No harm, no foul: Court finds no injury under TCPA for one missed call

Defendant DialAmerica, a telemarketing company working on behalf of co-defendant American Standard, made one unanswered phone call to plaintiff Ariel Shuckett that she claimed violated the Telephone Consumer Protection Act (“TCPA”).

DialAmerica argued that Shuckett’s alleged harm—one missed telemarketing call—was insufficient to show any injury such that she had standing to bring her case. While the Court previously determined that Shuckett’s missed call was injury enough to constitute standing and bring suit, that finding was based on the premise that she was aware of the missed call at the time it occurred. The Court noted that whether she was aware of the call or not was important because unnoticed calls may “violate the TCPA but not cause any concrete injury.”

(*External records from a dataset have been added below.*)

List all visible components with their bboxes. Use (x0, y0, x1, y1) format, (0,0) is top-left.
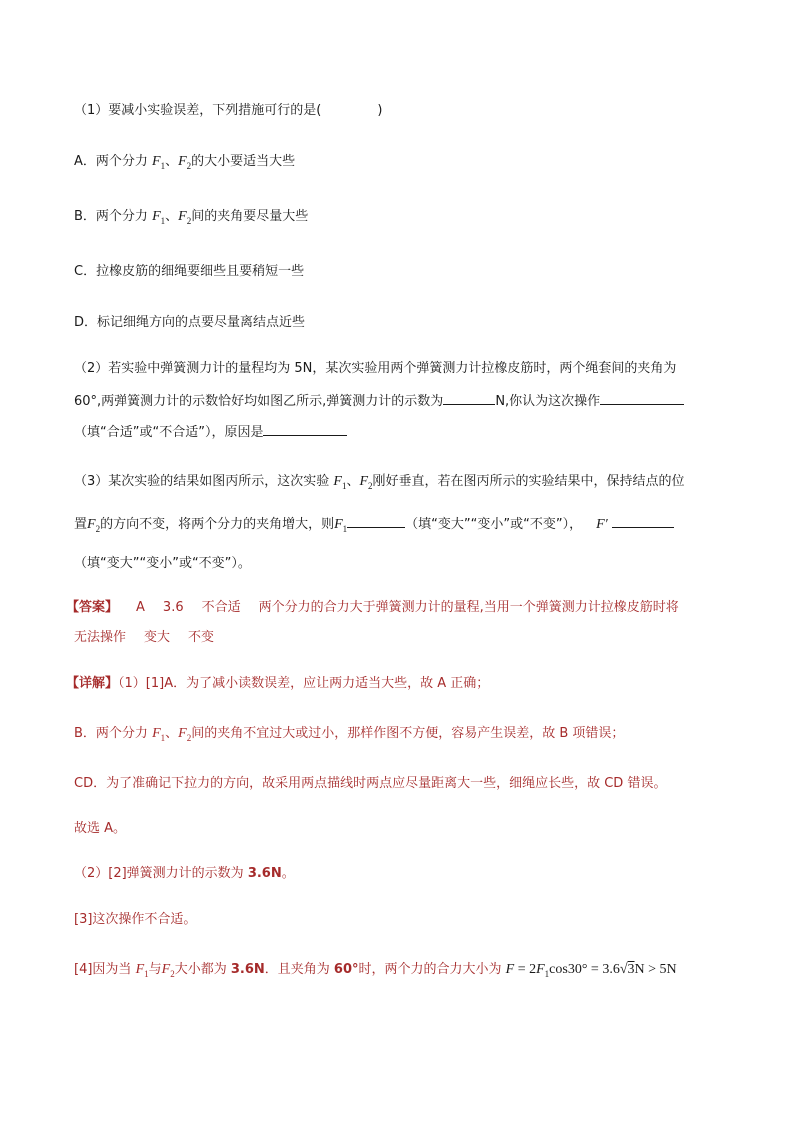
answer-1: A (136, 600, 145, 615)
f1-symbol: $F_1$ (333, 474, 347, 491)
f2-symbol: $F_2$ (161, 962, 175, 979)
f2-symbol: $F_2$ (178, 154, 192, 171)
detail-line-6: [3]这次操作不合适。 (74, 912, 197, 927)
detail-line-5: （2）[2]弹簧测力计的示数为 3.6N。 (74, 866, 295, 881)
f1-symbol: $F_1$ (334, 517, 348, 534)
q1-stem: （1）要减小实验误差，下列措施可行的是( ) (74, 103, 383, 118)
q2-reason-blank[interactable] (263, 421, 347, 436)
answer-6: 不变 (188, 630, 215, 645)
q1-option-b[interactable]: B．两个分力 $F_1$、$F_2$间的夹角要尽量大些 (74, 209, 309, 226)
f1-symbol: $F_1$ (152, 209, 166, 226)
q2-line-2: 60°,两弹簧测力计的示数恰好均如图乙所示,弹簧测力计的示数为 N,你认为这次操作 (74, 390, 684, 412)
f1-symbol: $F_1$ (152, 154, 166, 171)
detail-line-4: 故选 A。 (74, 821, 127, 836)
answer-2: 3.6 (162, 600, 184, 615)
f1-symbol: $F_1$ (135, 962, 149, 979)
q3-line-2: 置$F_2$的方向不变，将两个分力的夹角增大，则$F_1$ （填“变大”“变小”或“不变”）， F′ (74, 513, 674, 539)
q3-line-1: （3）某次实验的结果如图丙所示，这次实验 $F_1$、$F_2$刚好垂直，若在图丙所示的实验结果中，保持结点的位 (74, 474, 685, 491)
q2-reading-blank[interactable] (443, 390, 495, 405)
q3-f1-blank[interactable] (347, 513, 405, 528)
f2-symbol: $F_2$ (178, 726, 192, 743)
f1-symbol: $F_1$ (536, 962, 550, 979)
detail-line-3: CD．为了准确记下拉力的方向，故采用两点描线时两点应尽量距离大一些，细绳应长些，故 CD 错误。 (74, 776, 667, 791)
q1-option-d[interactable]: D．标记细绳方向的点要尽量离结点近些 (74, 315, 306, 330)
q2-line-1: （2）若实验中弹簧测力计的量程均为 5N，某次实验用两个弹簧测力计拉橡皮筋时，两个绳套间的夹角为 (74, 361, 677, 376)
answer-5: 变大 (144, 630, 171, 645)
detail-line-1: 【详解】（1）[1]A．为了减小读数误差，应让两力适当大些，故 A 正确； (66, 676, 490, 691)
f2-symbol: $F_2$ (359, 474, 373, 491)
answer-label: 【答案】 (66, 600, 119, 615)
f1-symbol: $F_1$ (152, 726, 166, 743)
f2-symbol: $F_2$ (87, 517, 101, 534)
q3-line-3: （填“变大”“变小”或“不变”）。 (74, 556, 251, 571)
detail-label: 【详解】 (66, 676, 119, 691)
q2-suitability-blank[interactable] (600, 390, 684, 405)
detail-line-2: B．两个分力 $F_1$、$F_2$间的夹角不宜过大或过小，那样作图不方便，容易产生误差，故 B 项错误； (74, 726, 625, 743)
f2-symbol: $F_2$ (178, 209, 192, 226)
answer-3: 不合适 (201, 600, 241, 615)
q1-option-c[interactable]: C．拉橡皮筋的细绳要细些且要稍短一些 (74, 264, 305, 279)
answer-4: 两个分力的合力大于弹簧测力计的量程,当用一个弹簧测力计拉橡皮筋时将 (258, 600, 679, 615)
q1-option-a[interactable]: A．两个分力 $F_1$、$F_2$的大小要适当大些 (74, 154, 296, 171)
answer-line-1 (66, 598, 679, 618)
detail-line-7: [4]因为当 $F_1$与$F_2$大小都为 3.6N．且夹角为 60°时，两个力的合力大小为 $F = 2F_1\cos 30^\circ = 3.6√3N > 5N$ (74, 962, 677, 979)
q2-line-3: （填“合适”或“不合适”），原因是 (74, 421, 347, 443)
sqrt-icon: √ (619, 962, 628, 977)
q3-fprime-blank[interactable] (612, 513, 674, 528)
fprime-symbol: F′ (596, 517, 608, 532)
answer-line-2: 无法操作 变大 不变 (74, 630, 215, 645)
resultant-formula: $F = 2F_1\cos 30^\circ = 3.6√3N > 5N$ (505, 962, 677, 979)
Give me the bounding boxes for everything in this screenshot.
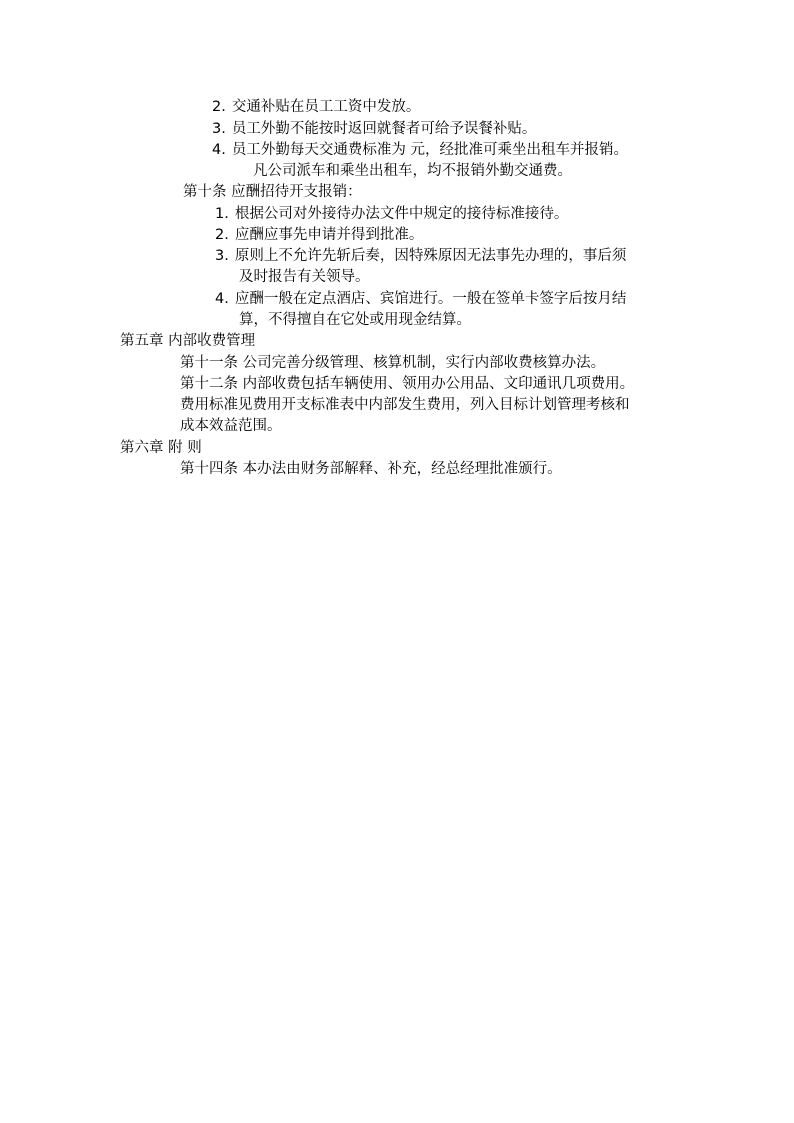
list-number: 4. [215, 291, 229, 307]
article-text: 第十二条 内部收费包括车辆使用、领用办公用品、文印通讯几项费用。 [180, 376, 635, 392]
list-text: 根据公司对外接待办法文件中规定的接待标准接待。 [234, 206, 569, 222]
list-item [215, 204, 568, 224]
article-continuation: 成本效益范围。 [180, 418, 282, 434]
article-heading: 第十条 应酬招待开支报销： [183, 184, 362, 200]
list-text: 应酬一般在定点酒店、宾馆进行。一般在签单卡签字后按月结 [234, 291, 627, 307]
chapter-heading: 第六章 附 则 [120, 440, 202, 456]
list-number: 4. [212, 142, 226, 158]
list-text: 交通补贴在员工工资中发放。 [231, 99, 421, 115]
list-number: 2. [215, 227, 229, 243]
list-item [215, 225, 423, 245]
list-text: 原则上不允许先斩后奏，因特殊原因无法事先办理的，事后须 [234, 248, 627, 264]
list-item-continuation: 及时报告有关领导。 [239, 269, 370, 285]
list-number: 3. [215, 248, 229, 264]
list-item-continuation: 算，不得擅自在它处或用现金结算。 [239, 312, 471, 328]
article-continuation: 费用标准见费用开支标准表中内部发生费用，列入目标计划管理考核和 [180, 397, 630, 413]
article-text: 第十四条 本办法由财务部解释、补充，经总经理批准颁行。 [180, 461, 562, 477]
article-text: 第十一条 公司完善分级管理、核算机制，实行内部收费核算办法。 [180, 355, 606, 371]
list-number: 3. [212, 121, 226, 137]
list-item [212, 140, 628, 160]
list-item [215, 289, 626, 309]
chapter-heading: 第五章 内部收费管理 [120, 333, 256, 349]
list-item [215, 246, 626, 266]
list-item-continuation: 凡公司派车和乘坐出租车，均不报销外勤交通费。 [253, 163, 572, 179]
list-item [212, 97, 420, 117]
list-text: 员工外勤不能按时返回就餐者可给予误餐补贴。 [231, 121, 537, 137]
list-text: 员工外勤每天交通费标准为 元，经批准可乘坐出租车并报销。 [231, 142, 628, 158]
list-number: 2. [212, 99, 226, 115]
list-item [212, 119, 536, 139]
list-text: 应酬应事先申请并得到批准。 [234, 227, 424, 243]
list-number: 1. [215, 206, 229, 222]
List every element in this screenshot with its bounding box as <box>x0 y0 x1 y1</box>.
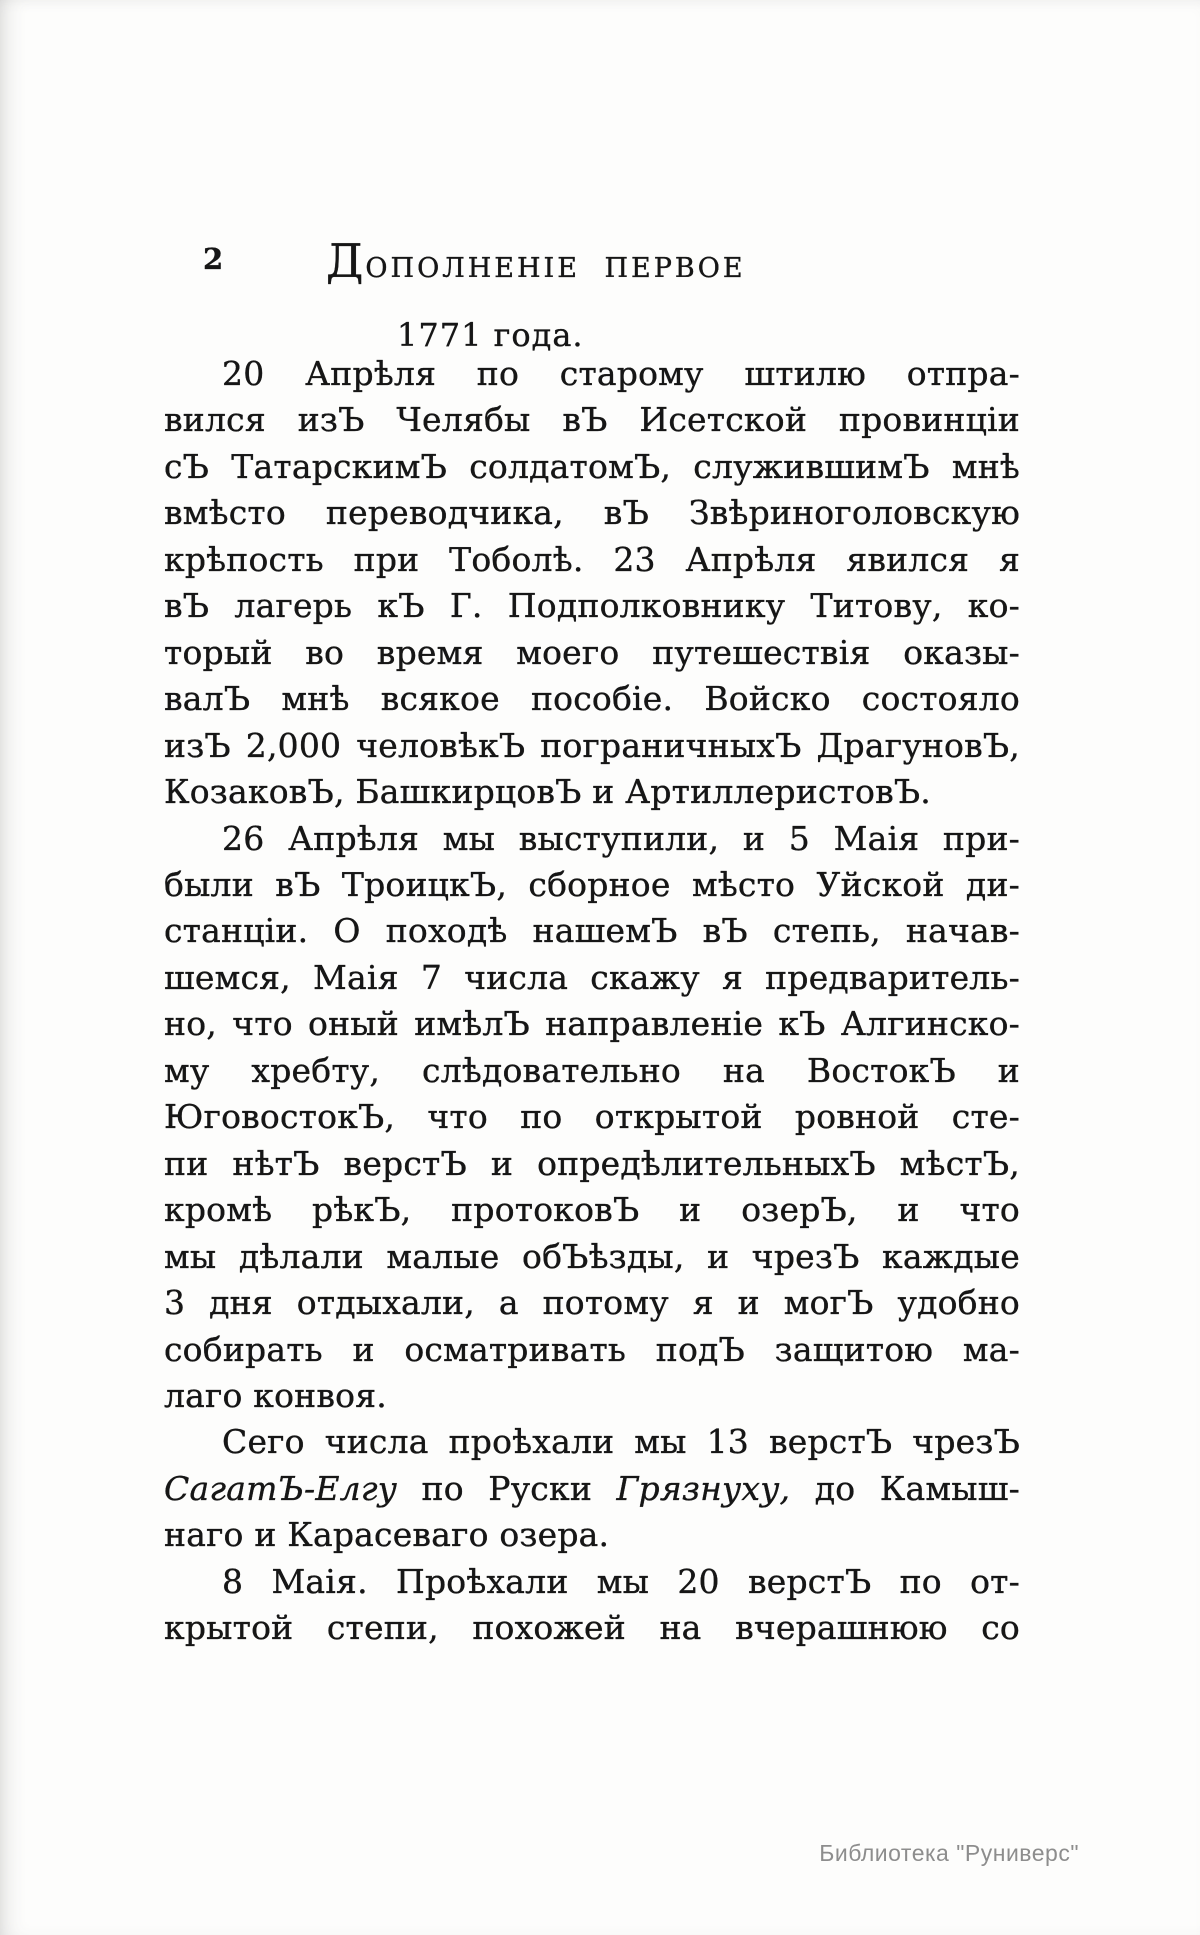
text-line: крѣпость при Тоболѣ. 23 Апрѣля явился я <box>164 539 1020 579</box>
place-name-italic: СагатЪ-Елгу <box>164 1468 398 1508</box>
text-line: мы дѣлали малые обЪѣзды, и чрезЪ каждые <box>164 1236 1020 1276</box>
text-line: Сего числа проѣхали мы 13 верстЪ чрезЪ <box>222 1422 1020 1462</box>
text-line: вЪ лагерь кЪ Г. Подполковнику Титову, ко- <box>164 586 1020 626</box>
library-watermark: Библиотека "Руниверс" <box>819 1840 1079 1866</box>
paragraph <box>164 816 1020 1420</box>
place-name-italic: Грязнуху, <box>616 1468 791 1508</box>
text-line: 20 Апрѣля по старому штилю отпра- <box>222 354 1020 393</box>
page-number: 2 <box>203 242 224 276</box>
text-line: сЪ ТатарскимЪ солдатомЪ, служившимЪ мнѣ <box>164 446 1020 486</box>
text-line: 8 Маія. Проѣхали мы 20 верстЪ по от- <box>222 1561 1020 1601</box>
text-line: изЪ 2,000 человѣкЪ пограничныхЪ ДрагуновЪ, <box>164 725 1020 765</box>
running-header <box>326 234 746 288</box>
text-line: лаго конвоя. <box>164 1375 387 1415</box>
text-line: вмѣсто переводчика, вЪ Звѣриноголовскую <box>164 493 1020 533</box>
text-segment: до Камыш- <box>790 1468 1020 1508</box>
text-line: валЪ мнѣ всякое пособіе. Войско состояло <box>164 679 1020 719</box>
running-header-text: ОПОЛНЕНІЕ ПЕРВОЕ <box>365 253 746 284</box>
text-line: вился изЪ Челябы вЪ Исетской провинціи <box>164 400 1020 440</box>
text-line: КозаковЪ, БашкирцовЪ и АртиллеристовЪ. <box>164 772 931 812</box>
text-line: станціи. О походѣ нашемЪ вЪ степь, начав- <box>164 911 1020 951</box>
paragraph <box>164 1419 1020 1558</box>
text-line: ЮговостокЪ, что по открытой ровной сте- <box>164 1097 1020 1137</box>
text-line: 26 Апрѣля мы выступили, и 5 Маія при- <box>222 818 1020 858</box>
text-line: 3 дня отдыхали, а потому я и могЪ удобно <box>164 1283 1020 1323</box>
text-line: были вЪ ТроицкЪ, сборное мѣсто Уйской ди- <box>164 864 1020 904</box>
text-line: крытой степи, похожей на вчерашнюю со <box>164 1608 1020 1648</box>
text-segment: по Руски <box>397 1468 617 1508</box>
paragraph <box>164 351 1020 816</box>
body-text <box>164 351 1020 1652</box>
text-line <box>164 1466 1020 1512</box>
text-line: шемся, Маія 7 числа скажу я предваритель- <box>164 957 1020 997</box>
text-line: наго и Карасеваго озера. <box>164 1515 610 1555</box>
text-line: торый во время моего путешествія оказы- <box>164 632 1020 672</box>
text-line: но, что оный имѣлЪ направленіе кЪ Алгинско- <box>164 1004 1020 1044</box>
text-line: му хребту, слѣдовательно на ВостокЪ и <box>164 1050 1020 1090</box>
text-line: пи нѣтЪ верстЪ и опредѣлительныхЪ мѣстЪ, <box>164 1143 1020 1183</box>
text-line: кромѣ рѣкЪ, протоковЪ и озерЪ, и что <box>164 1190 1020 1230</box>
text-line: собирать и осматривать подЪ защитою ма- <box>164 1329 1020 1369</box>
section-subtitle-year: 1771 года. <box>397 316 584 354</box>
paragraph <box>164 1559 1020 1652</box>
running-header-initial: Д <box>326 234 366 288</box>
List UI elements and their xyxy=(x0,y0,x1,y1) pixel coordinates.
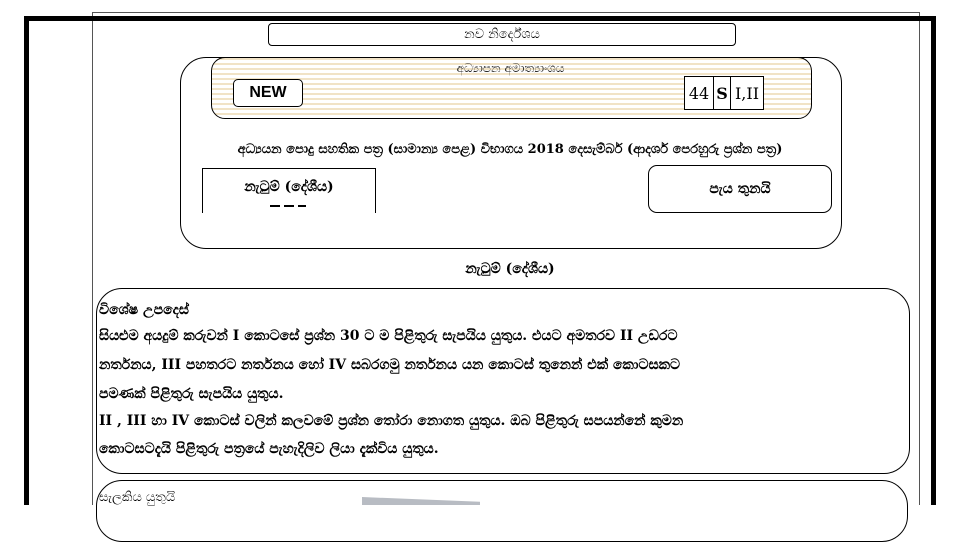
subject-underline-decoration xyxy=(270,205,306,207)
paper-code-letter: S xyxy=(714,77,731,109)
duration-box: පැය තුනයි xyxy=(648,165,832,213)
section-heading: නැටුම් (දේශීය) xyxy=(465,261,555,277)
document-frame-left xyxy=(24,16,29,505)
page-border-right xyxy=(919,12,920,505)
paper-code-parts: I,II xyxy=(734,83,760,103)
instructions-title: විශේෂ උපදෙස් xyxy=(99,302,189,318)
document-frame-top xyxy=(24,16,936,21)
note-label: සැලකිය යුතුයි xyxy=(99,490,176,505)
page-border-left xyxy=(92,12,93,505)
paper-code-box xyxy=(684,76,764,110)
exam-title: අධ්‍යයන පොදු සහතික පත්‍ර (සාමාන්‍ය පෙළ) විභාගය 2018 දෙසැම්බර් (ආදර්ශ පෙරහුරු ප්‍රශ්න පත්‍ර) xyxy=(237,142,783,157)
instruction-line: පමණක් පිළිතුරු සැපයිය යුතුය. xyxy=(99,386,284,402)
instruction-line: II , III හා IV කොටස් වලින් කලවමේ ප්‍රශ්න තෝරා නොගත යුතුය. ඔබ පිළිතුරු සපයන්නේ කුමන xyxy=(99,413,684,429)
note-panel xyxy=(96,480,908,542)
subject-box: නැටුම් (දේශීය) xyxy=(202,168,376,213)
new-badge: NEW xyxy=(233,79,303,107)
instruction-line: නර්තනය, III පහතරට නර්තනය හෝ IV සබරගමු නර්තනය යන කොටස් තුනෙන් එක් කොටසකට xyxy=(99,357,681,373)
syllabus-label: නව නිර්දේශය xyxy=(268,23,736,46)
page-border-top xyxy=(92,12,920,13)
ministry-name: අධ්‍යාපන අමාත්‍යාංශය xyxy=(456,61,565,75)
paper-code-number: 44 xyxy=(685,77,714,109)
instruction-line: කොටසටදැයි පිළිතුරු පත්‍රයේ පැහැදිලිව ලියා දැක්විය යුතුය. xyxy=(99,441,439,457)
instruction-line: සියළුම අයදුම් කරුවන් I කොටසේ ප්‍රශ්න 30 ට ම පිළිතුරු සැපයිය යුතුය. එයට අමතරව II උඩරට xyxy=(99,328,678,344)
document-frame-right xyxy=(931,16,936,505)
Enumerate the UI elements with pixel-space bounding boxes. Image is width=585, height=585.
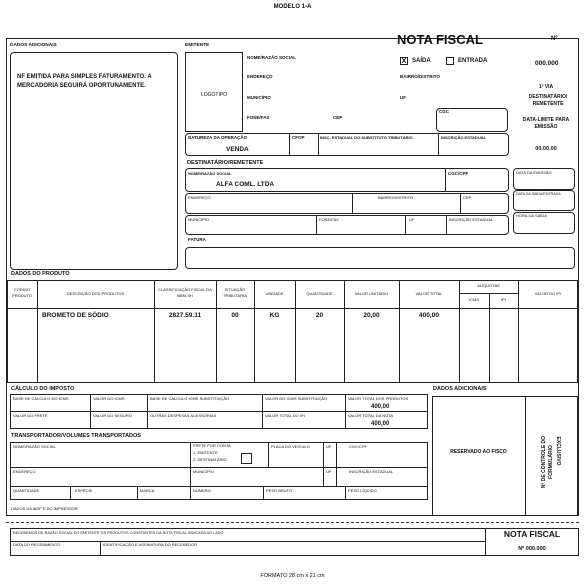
placa-label: PLACA DO VEÍCULO — [271, 444, 310, 449]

After reviewing the facts, the Court concluded that, at a minimum, the call went unanswered. More importantly, Shuckett testified at her deposition that she had no present recollection of her phone ringing on the day of the call. She also failed to submit any affirmative evidence demonstrating that she suffered a concrete injury as a result of DialAmerica’s single call.

While the Court explained that a missed call may be sufficient to confer standing if the plaintiff can demonstrate that he or she was aware of the call and it caused nuisance, it is not sufficient for a plaintiff to allege simply that he or she would have been aware of the call given what they were doing on that day. Thus, the injury that gives rise to standing must be “actual” and not “hypothetical”. Because Shuckett suffered no injury, the Court granted summary judgment for DialAmerica and American Standard and dismissed the case.

The case is Shuckett v. DialAmerica Mktg., No. 17-cv-2073-LAB (KSC) (S.D. Cal. July 30, 2019).